Note: Transferring of information cannot be contingent on getting the fee. To ensure continuity of care, transferring of information to another physician or surgeon cannot be dependent on receiving payment in advance. 

 

How much does it cost to have a medical record transferred?

Doctors of BC and the Medical Services Plan (MSP) establish the guidelines for all medical-related billing. The suggested fees for non-insured services such as transferring a medical record are set by Doctors of BC alone. Costs depend on the complexity and size of the medical record.

 

Is a third party entitled to access information contained in a medical record without express patient consent?

In some circumstances, yes. For instance, if a patient has an ICBC claim, physicians and surgeons are legally obliged to provide certain information to ICBC with or without the patient's consent. Patients should inquire about the type of information the third party will require prior to filing a claim. If there is information contained within a medical record that is confidential or sensitive, and deemed irrelevant to the third-party claim, a patient can specifically request withholding that information from the third party.

 

How long is a physician or surgeon required to keep a patient's medical record?

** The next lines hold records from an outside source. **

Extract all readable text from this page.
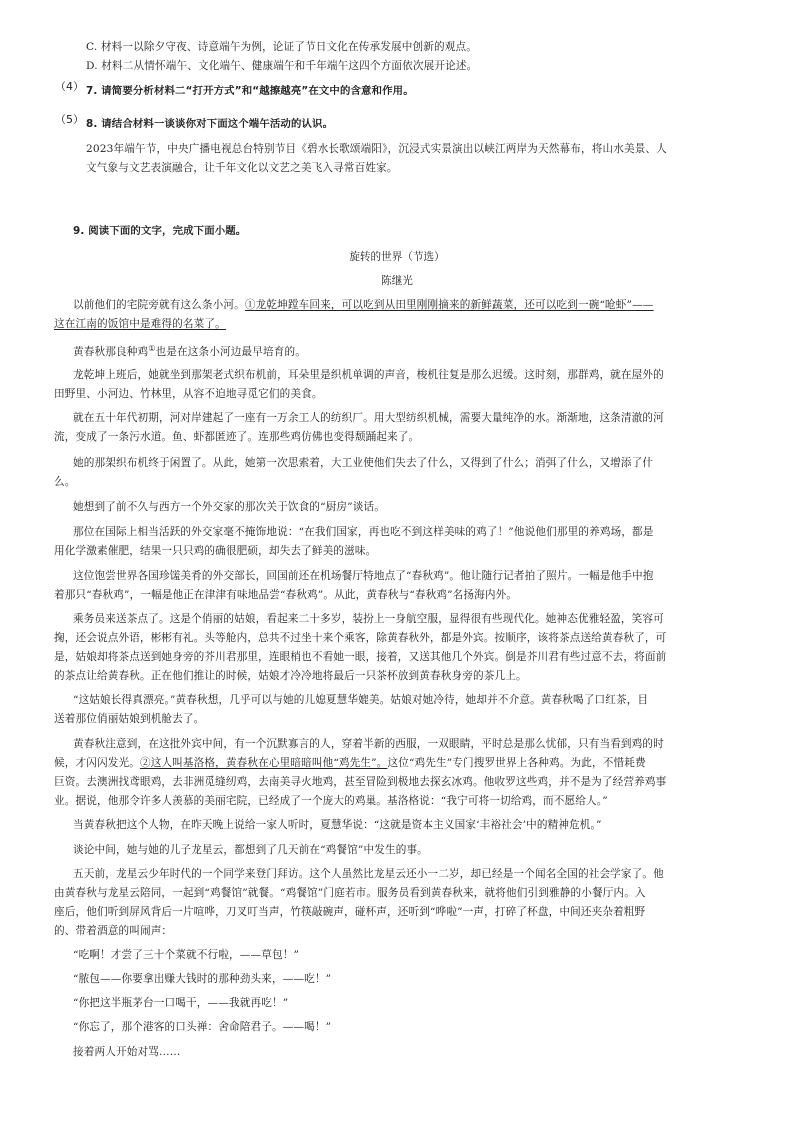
C. 材料一以除夕守夜、诗意端午为例，论证了节日文化在传承发展中创新的观点。
D. 材料二从情怀端午、文化端午、健康端午和千年端午这四个方面依次展开论述。
（4） 7. 请简要分析材料二“打开方式”和“越擦越亮”在文中的含意和作用。
（5） 8. 请结合材料一谈谈你对下面这个端午活动的认识。
2023年端午节，中央广播电视总台特别节目《碧水长歌颂端阳》，沉浸式实景演出以峡江两岸为天然幕布，将山水美景、人
文气象与文艺表演融合，让千年文化以文艺之美飞入寻常百姓家。
9. 阅读下面的文字，完成下面小题。
旋转的世界（节选）
陈继光
以前他们的宅院旁就有这么条小河。①龙乾坤蹚车回来，可以吃到从田里刚刚摘来的新鲜蔬菜，还可以吃到一碗“呛虾”——
这在江南的饭馆中是难得的名菜了。
黄春秋那良种鸡①也是在这条小河边最早培育的。
龙乾坤上班后，她就坐到那架老式织布机前，耳朵里是织机单调的声音，梭机往复是那么迟缓。这时刻，那群鸡，就在屋外的
田野里、小河边、竹林里，从容不迫地寻觅它们的美食。
就在五十年代初期，河对岸建起了一座有一万余工人的纺织厂。用大型纺织机械，需要大量纯净的水。渐渐地，这条清澈的河
流，变成了一条污水道。鱼、虾都匿迹了。连那些鸡仿佛也变得颓踊起来了。
她的那架织布机终于闲置了。从此，她第一次思索着，大工业使他们失去了什么，又得到了什么；消弭了什么，又增添了什
么。
她想到了前不久与西方一个外交家的那次关于饮食的“厨房”谈话。
那位在国际上相当活跃的外交家毫不掩饰地说：“在我们国家，再也吃不到这样美味的鸡了！”他说他们那里的养鸡场，都是
用化学激素催肥，结果一只只鸡的确很肥硕，却失去了鲜美的滋味。
这位饱尝世界各国珍馐美肴的外交部长，回国前还在机场餐厅特地点了“春秋鸡”。他让随行记者拍了照片。一幅是他手中抱
着那只“春秋鸡”，一幅是他正在津津有味地品尝“春秋鸡”。从此，黄春秋与“春秋鸡”名扬海内外。
乘务员来送茶点了。这是个俏丽的姑娘，看起来二十多岁，装扮上一身航空服，显得很有些现代化。她神态优雅轻盈，笑容可
掬，还会说点外语，彬彬有礼。头等舱内，总共不过坐十来个乘客，除黄春秋外，都是外宾。按顺序，该将茶点送给黄春秋了，可
是，姑娘却将茶点送到她身旁的芥川君那里，连眼梢也不看她一眼，接着，又送其他几个外宾。倒是芥川君有些过意不去，将面前
的茶点让给黄春秋。正在他们推让的时候，姑娘才冷冷地将最后一只茶杯放到黄春秋身旁的茶几上。
“这姑娘长得真漂亮。”黄春秋想，几乎可以与她的儿媳夏慧华媲美。姑娘对她冷待，她却并不介意。黄春秋喝了口红茶，目
送着那位俏丽姑娘到机舱去了。
黄春秋注意到，在这批外宾中间，有一个沉默寡言的人，穿着半新的西服，一双眼睛，平时总是那么忧郁，只有当看到鸡的时
候，才闪闪发光。②这人叫基洛格，黄春秋在心里暗暗叫他“鸡先生”。这位“鸡先生”专门搜罗世界上各种鸡。为此，不惜耗费
巨资。去澳洲找鸢眼鸡，去非洲觅缝纫鸡，去南美寻火地鸡，甚至冒险到极地去探玄冰鸡。他收罗这些鸡，并不是为了经营养鸡事
业。据说，他那令许多人羡慕的美丽宅院，已经成了一个庞大的鸡巢。基洛格说：“我宁可将一切给鸡，而不愿给人。”
当黄春秋把这个人物，在昨天晚上说给一家人听时，夏慧华说：“这就是资本主义国家‘丰裕社会’中的精神危机。”
谈论中间，她与她的儿子龙星云，都想到了几天前在“鸡餐馆”中发生的事。
五天前，龙星云少年时代的一个同学来登门拜访。这个人虽然比龙星云还小一二岁，却已经是一个闻名全国的社会学家了。他
由黄春秋与龙星云陪同，一起到“鸡餐馆”就餐。“鸡餐馆”门庭若市。服务员看到黄春秋来，就将他们引到雅静的小餐厅内。入
座后，他们听到屏风背后一片喧哗，刀叉叮当声，竹筷敲碗声，碰杯声，还听到“哗啦”一声，打碎了杯盘，中间还夹杂着粗野
的、带着酒意的叫闹声：
“吃啊！才尝了三十个菜就不行啦，——草包！”
“脓包——你要拿出赚大钱时的那种劲头来，——吃！”
“你把这半瓶茅台一口喝干，——我就再吃！”
“你忘了，那个港客的口头禅：舍命陪君子。——喝！”
接着两人开始对骂……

In accordance with legislation and other factors, a physician or surgeon must retain an adult patient’s medical record for at least 16 years from the date of the last entry in the record. A minor’s record (i.e. a person under the age of 19) must be kept until s/he is 19 years old (considered an adult) plus 16 years – i.e. to age 35 – regardless of the degree of interaction between the physician/surgeon and the minor.

 

Can more than one physician or surgeon view a patient's medical record?

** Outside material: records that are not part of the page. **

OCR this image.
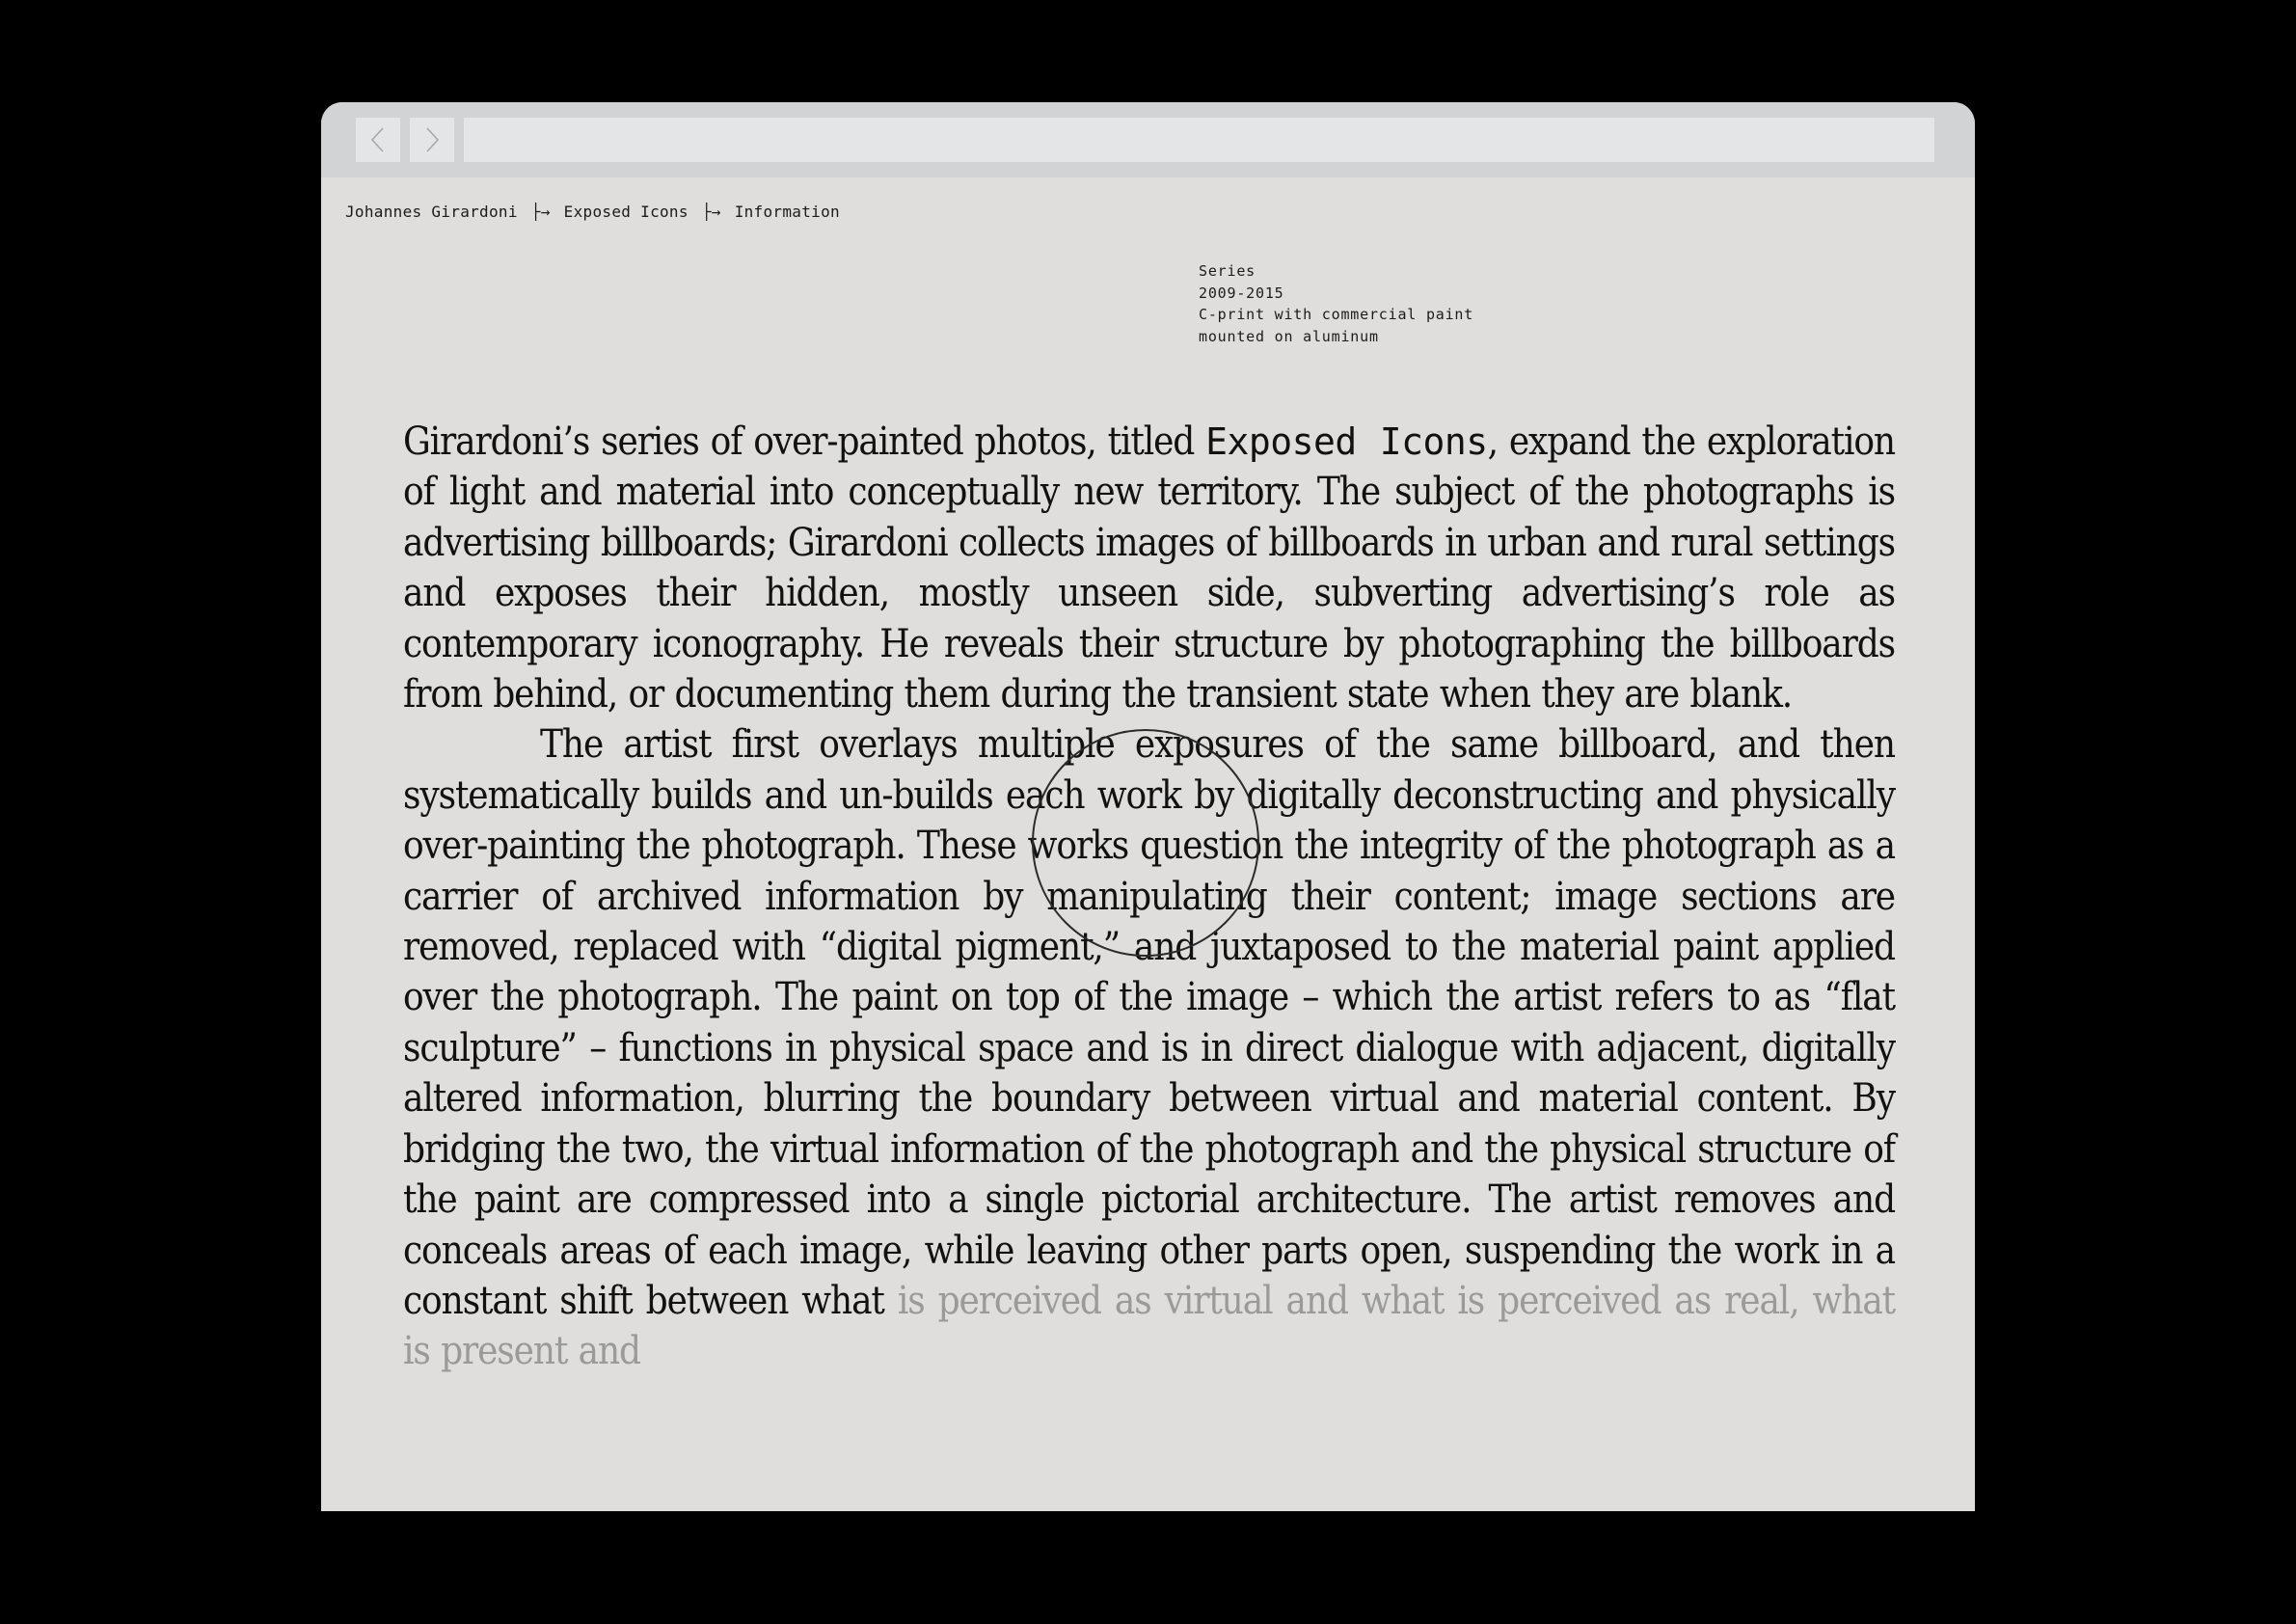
Johannes Girardoni ├→ Exposed Icons ├→ Information
Series
2009-2015
C-print with commercial paint
mounted on aluminum

Girardoni’s series of over-painted photos, titled Exposed Icons, expand the exploration of light and material into conceptually new territory. The subject of the photographs is advertising billboards; Girardoni collects images of billboards in urban and rural settings and exposes their hidden, mostly unseen side, subverting advertising’s role as contemporary iconography. He reveals their structure by photographing the billboards from behind, or documenting them during the transient state when they are blank.

The artist first overlays multiple exposures of the same billboard, and then systematically builds and un-builds each work by digitally deconstructing and physically over-painting the photograph. These works question the integrity of the photograph as a carrier of archived information by manipulating their content; image sections are removed, replaced with “digital pigment,” and juxtaposed to the material paint applied over the photograph. The paint on top of the image – which the artist refers to as “flat sculpture” – functions in physical space and is in direct dialogue with adjacent, digitally altered information, blurring the boundary between virtual and material content. By bridging the two, the virtual information of the photograph and the physical structure of the paint are compressed into a single pictorial architecture. The artist removes and conceals areas of each image, while leaving other parts open, suspending the work in a constant shift between what is perceived as virtual and what is perceived as real, what is present and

When more than one physician or surgeon is providing care to a single patient, it is assumed that information regarding the care and treatment of that patient is shared between them. The implicit patient consent allows two or more physicians or surgeons to transfer relevant medical information that includes documents arising from consultations with laboratory and radiology professionals, and/or from the services of rehabilitation, mental health, social work, nursing and dietary practitioners, as well as other regulated health-care professionals.